CLIC warmly invites you to a lecture by Brent Hayes Edwards, current editor of PMLA (Publications of the Modern Language Association), titled "Editing Diaspora: Translating Black Culture across Borders".
The lecture will take place in Usquare, Room AC.0.01 (“Glass Hall”), from 16:00 to 17:30. Please click here to reserve your free tickets. Registration closes on 13 May.

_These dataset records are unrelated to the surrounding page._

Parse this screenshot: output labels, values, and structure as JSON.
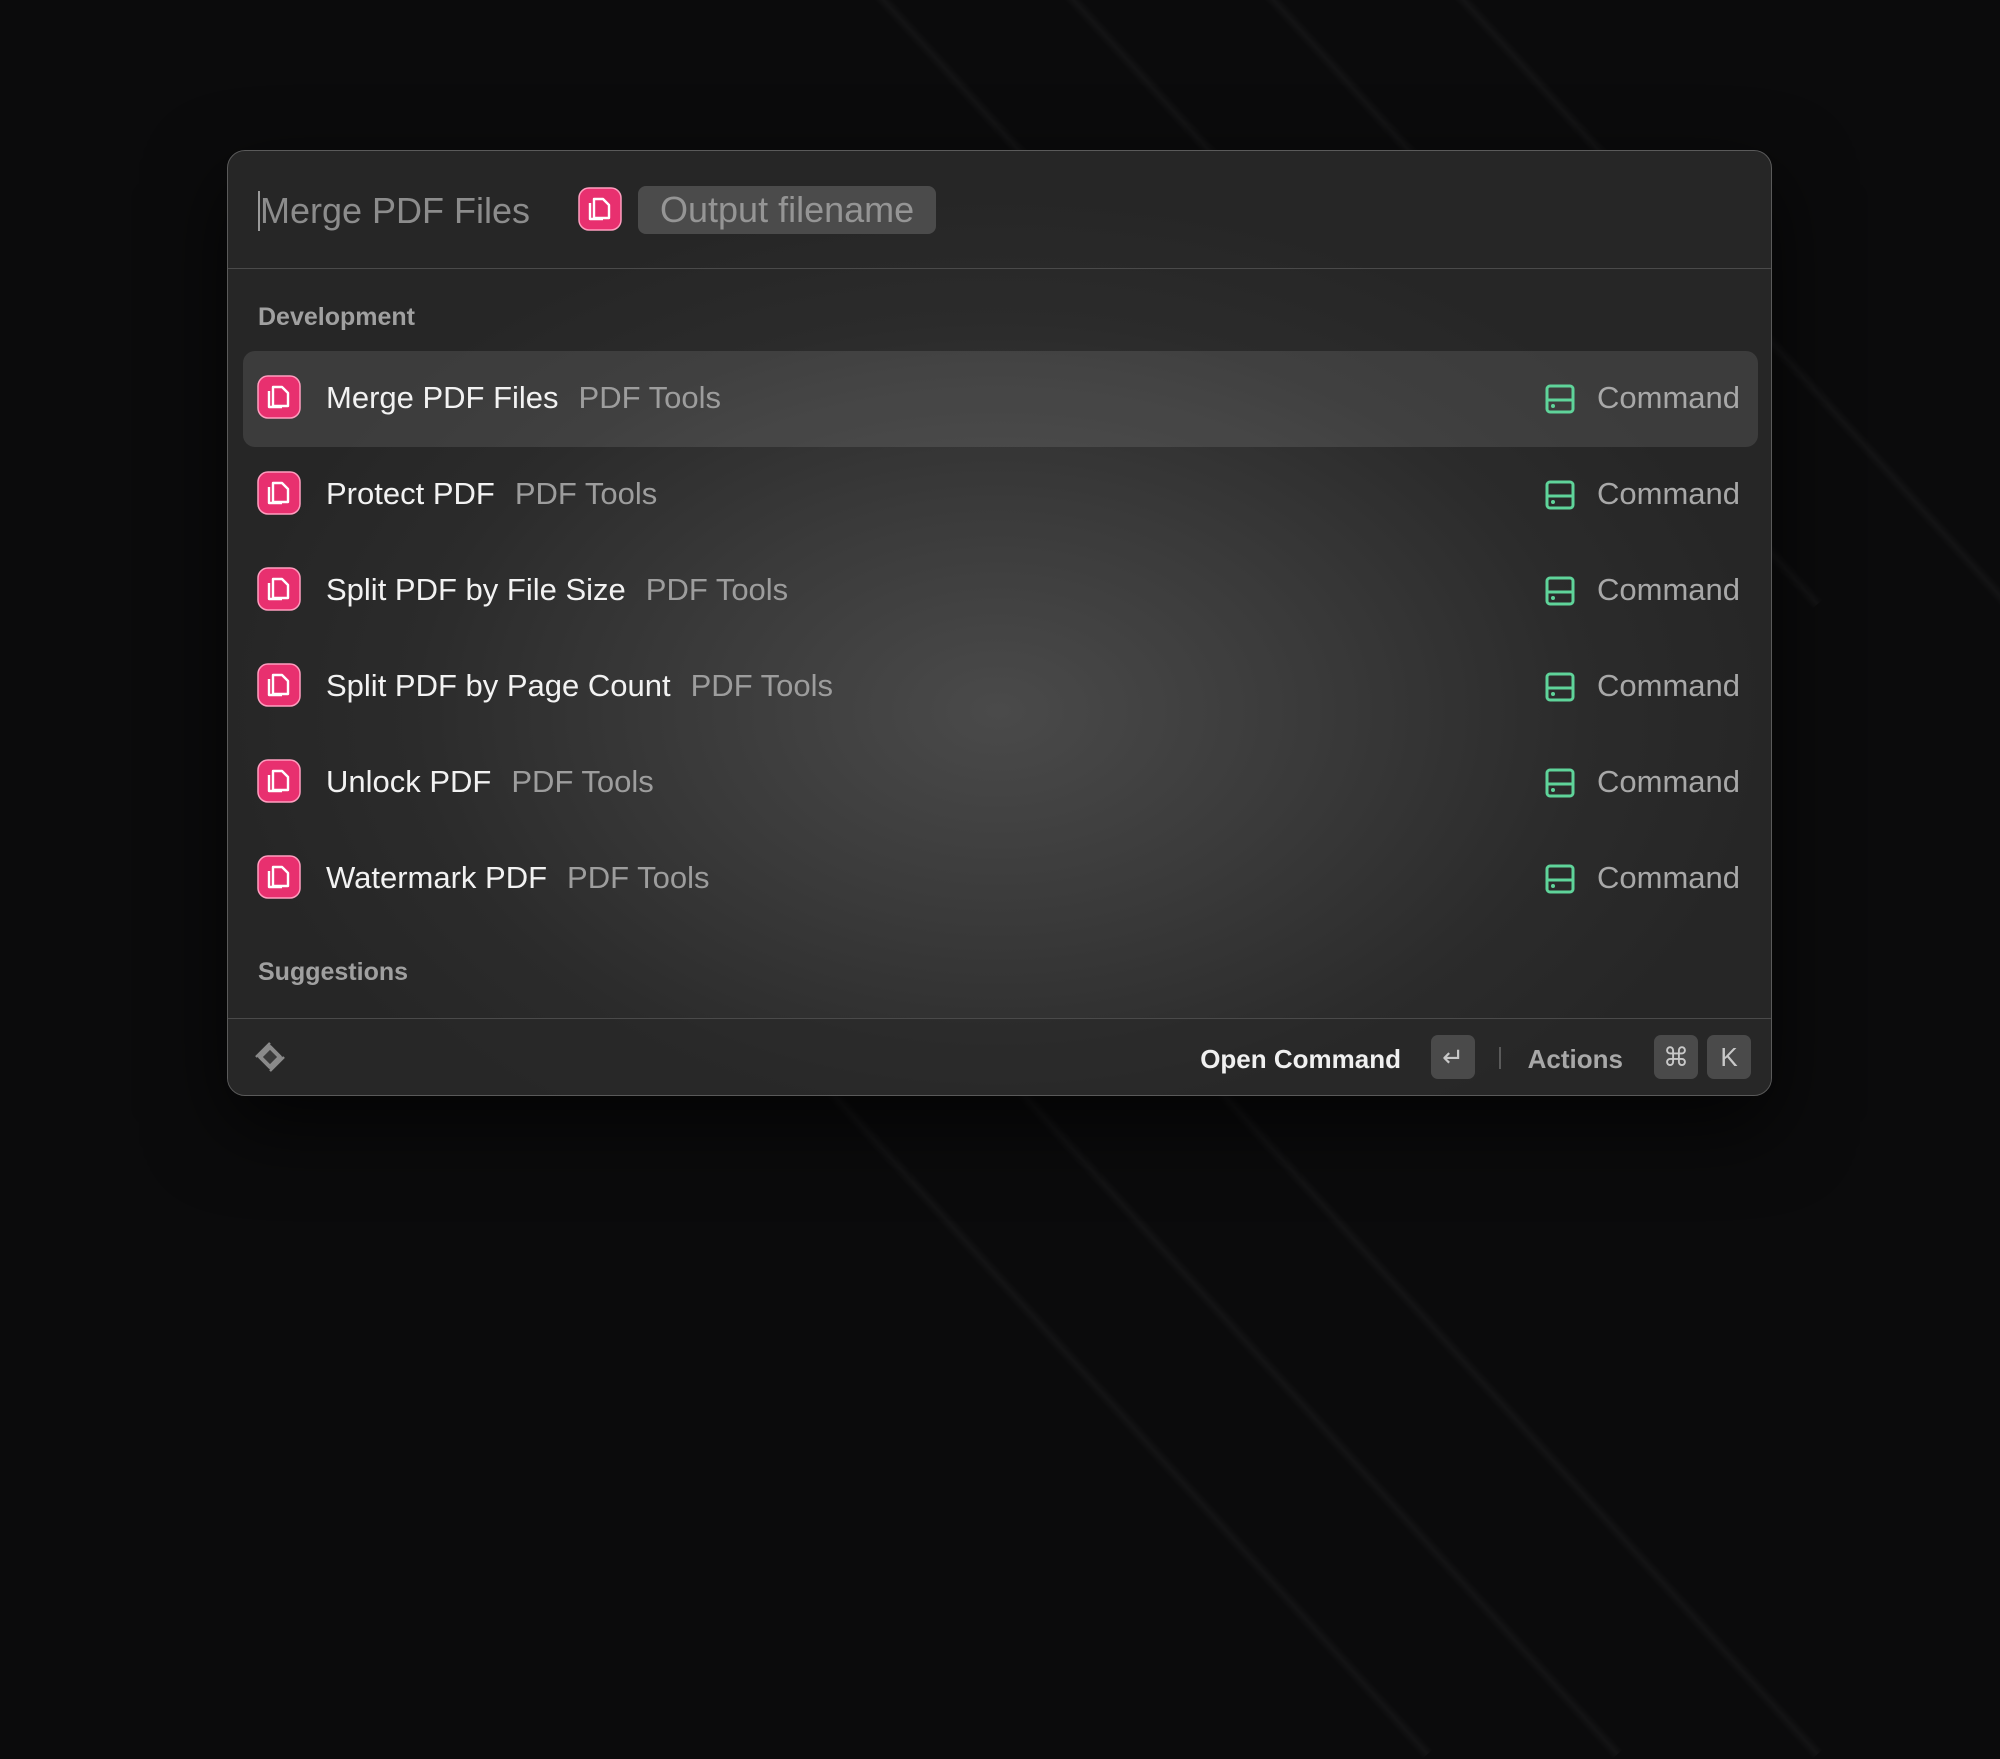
{
  "search": {
    "command_title": "Merge PDF Files",
    "argument_placeholder": "Output filename",
    "icon": "pdf-tools-icon"
  },
  "sections": [
    {
      "title": "Development",
      "items": [
        {
          "title": "Merge PDF Files",
          "subtitle": "PDF Tools",
          "accessory": "Command",
          "icon": "pdf-tools-icon",
          "selected": true
        },
        {
          "title": "Protect PDF",
          "subtitle": "PDF Tools",
          "accessory": "Command",
          "icon": "pdf-tools-icon",
          "selected": false
        },
        {
          "title": "Split PDF by File Size",
          "subtitle": "PDF Tools",
          "accessory": "Command",
          "icon": "pdf-tools-icon",
          "selected": false
        },
        {
          "title": "Split PDF by Page Count",
          "subtitle": "PDF Tools",
          "accessory": "Command",
          "icon": "pdf-tools-icon",
          "selected": false
        },
        {
          "title": "Unlock PDF",
          "subtitle": "PDF Tools",
          "accessory": "Command",
          "icon": "pdf-tools-icon",
          "selected": false
        },
        {
          "title": "Watermark PDF",
          "subtitle": "PDF Tools",
          "accessory": "Command",
          "icon": "pdf-tools-icon",
          "selected": false
        }
      ]
    },
    {
      "title": "Suggestions",
      "items": []
    }
  ],
  "footer": {
    "primary_action": "Open Command",
    "enter_key": "↵",
    "actions_label": "Actions",
    "cmd_key": "⌘",
    "k_key": "K"
  },
  "colors": {
    "icon_pink": "#e8306f",
    "accessory_green": "#5fd49a"
  }
}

Following the lecture, a reception will be held in the same location from 17:30 to 18:30.
About Brent Hayes Edwards
Professor Edwards is the Peng Family Professor of English and Comparative Literature at Columbia University. He has published widely on African diasporic literature and the interconnections between literature and music, and is the author of the award-winning The Practice of Diaspora: Literature, Translation, and the Rise of Black Internationalism (Harvard UP, 2003), Epistrophies: Jazz and the Literary Imagination (Harvard UP, 2017), and the co-written autobiography of Pulitzer Prize-winning composer Henry Threadgill, Easily Slip into Another World: A Life in Music (Penguin Random House, 2023).
Abstract
It is a striking fact of twentieth-century African diasporic culture that so many major Black writers and intellectuals (including W. E. B. Du Bois, Hubert Harrison, Richard Wright, C. L. R. James, Paulette Nardal, Aimé Césaire, Edward Kamau Brathwaite, and Nathaniel Mackey) have done important work as journal and newspaper editors. Nevertheless, it is still lamentably uncommon for literary scholars to analyze and appreciate the work of editors, to take stock of the subtle and difficult labor of publishing a periodical. How do we come to terms with the unique "backstage" art of editing, especially when it is a matter of using a periodical to foster a transnational community by translating among Black populations across the globe? Edwards will talk about the politics of editorial work in the African diaspora, drawing on this rich history as well as on his own two-decade experience as the editor of the journals Social Text and PMLA.